Diabetes Care in Canada

We seriously need something done with our health care system. That isn’t to say that we don’t have some wonderful people in place but we need more and desperately! I have mentioned the young man who had the terrible seizure. He is now out of the hosptial and on his own more or less. There is no way this young man does not have severe issues to overcome. He was not taught how to deal with his lantus regimen and had no grasp of his carb to insulin ratio let alone what it is. They sent him home with a loaded gun. I am not sure that he would hve the cognitive ability to do this on his own at this point. I know he is an adult but why was someone else not trained with him? If they really want to save themselves some money, why not send him home with some home care. Have the homecare worker learn about diabetes and assist him in injecting and monitoring.

I could have things wrong but it appears that this young man has ben left to go home and repeat old habbits. He needs education. He needs councelling. He needs understanding. There is so much that should be done. So much that should be watched and he is only one person.
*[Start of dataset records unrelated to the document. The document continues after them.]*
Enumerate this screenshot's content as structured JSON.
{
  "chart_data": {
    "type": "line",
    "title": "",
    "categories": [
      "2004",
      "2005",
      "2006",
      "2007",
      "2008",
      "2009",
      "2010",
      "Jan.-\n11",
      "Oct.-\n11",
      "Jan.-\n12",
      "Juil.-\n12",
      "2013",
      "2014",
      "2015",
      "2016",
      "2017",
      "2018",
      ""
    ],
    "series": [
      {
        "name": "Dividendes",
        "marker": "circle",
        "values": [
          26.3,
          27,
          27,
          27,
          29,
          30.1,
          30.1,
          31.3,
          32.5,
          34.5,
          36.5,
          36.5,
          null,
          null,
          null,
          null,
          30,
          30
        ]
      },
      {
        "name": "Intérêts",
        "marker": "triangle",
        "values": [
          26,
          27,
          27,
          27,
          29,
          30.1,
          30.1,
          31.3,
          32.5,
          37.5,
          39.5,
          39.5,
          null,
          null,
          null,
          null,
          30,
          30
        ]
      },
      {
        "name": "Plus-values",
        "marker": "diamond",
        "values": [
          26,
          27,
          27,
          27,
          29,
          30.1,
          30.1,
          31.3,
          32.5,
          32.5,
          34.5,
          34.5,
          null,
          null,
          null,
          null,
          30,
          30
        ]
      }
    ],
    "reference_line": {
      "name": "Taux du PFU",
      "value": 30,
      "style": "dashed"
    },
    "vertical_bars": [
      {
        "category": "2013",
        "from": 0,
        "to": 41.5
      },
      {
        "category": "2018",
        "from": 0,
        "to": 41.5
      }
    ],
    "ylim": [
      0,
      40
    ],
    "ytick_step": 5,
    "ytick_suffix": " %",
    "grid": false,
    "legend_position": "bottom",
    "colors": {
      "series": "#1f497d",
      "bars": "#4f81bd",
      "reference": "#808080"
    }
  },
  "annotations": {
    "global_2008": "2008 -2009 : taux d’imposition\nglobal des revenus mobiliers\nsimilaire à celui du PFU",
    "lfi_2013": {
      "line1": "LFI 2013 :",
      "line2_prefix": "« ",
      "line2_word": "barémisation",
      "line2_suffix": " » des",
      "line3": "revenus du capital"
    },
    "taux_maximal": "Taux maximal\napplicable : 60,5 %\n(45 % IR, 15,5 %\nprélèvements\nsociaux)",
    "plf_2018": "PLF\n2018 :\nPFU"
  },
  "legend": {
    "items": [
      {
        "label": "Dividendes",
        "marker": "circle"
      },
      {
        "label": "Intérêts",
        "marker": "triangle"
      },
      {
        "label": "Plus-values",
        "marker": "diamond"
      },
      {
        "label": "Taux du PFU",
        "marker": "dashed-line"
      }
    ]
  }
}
The health care system scares me. I have ahd people tell me that they have learnt more off of this site than they were able to get elsewhere. I am not a health care professional. After all of these years I should have been a doctor but I am not. I am a mother. My scientific background consists of grade 12 biology, neuropsychology, and psychophysics in unniversity. That does not make me a medical professional. I do read. I listen. I learn. I travel. I try to listen to and speak with some of the best medical people in the business and am proud to be able to do that but I wish I could share more. I wish I could do more. I still want my own diabtes boot camp. I could be the leader–the Momma Bear Control Freak, and have medical people under me. Ask my son, I am tough when it comes to diabetes care. again I was told today that I had it easy. It was great to watch the control I have with Liam. Easy? Who are you kidding? Its a lot of work and greater work now that I am having to teach him more and more how to stand on his own. I truly wish I could just hlep so many more!

to read more similar ramblings see www.diabeteadvocacy.com/blog.htm

I agree with you Barb, we need more. But I also believe it is our place to ask questions and to find out as much as we can.

I too have learned a lot from this site. When I was diagnosed 17 yrs ago I had a good team and they taught me well. But a lot has changed in 17yrs and my knowledge hadn’t. I think a lot of the time my doctor just assumes I know since I live with the disease.

I think we should always be going to a CDE and refreshing and taking a more dominant role in our care. It’s a life long disease that we always have lots to learn about. That is why this site is so great. We can come here and discuss our issues and get some feedback and learn new things.

I’m glad your son is in good control, but I know that it is not easy. It is something that I’m sure your family works hard at everyday, all day. I don’t know who thinks you have it easy, but if they know diabetes they should know better.

I completely agree that everyone should be regularly seeing their diabetes team. Sadly, that can be very difficult as they are already over taxed. The other problem is too many people don’t know the questions to ask. I have dealt with people whom I have sent back to their doctor or CDE with questions. They sadly just don’t know enough about their own disease. I agree that diabetes care changes quickly and keeping up is a full-time job. I work hard to do just that but that is me. Not everyone can do that. They need someone to help them and when they are in obvious distress I think its the systems responsibility to ensure that they are getting that support and education.

Your right, there should be some sort of classes or group. In my area there apparently was a group thru the Canadian Diabetes Assoc. But they cancelled it due to poor attendance. I didn’t even know it existed, I only found out because I was looking for an Expo. We don’t do enough to let people know or provide support.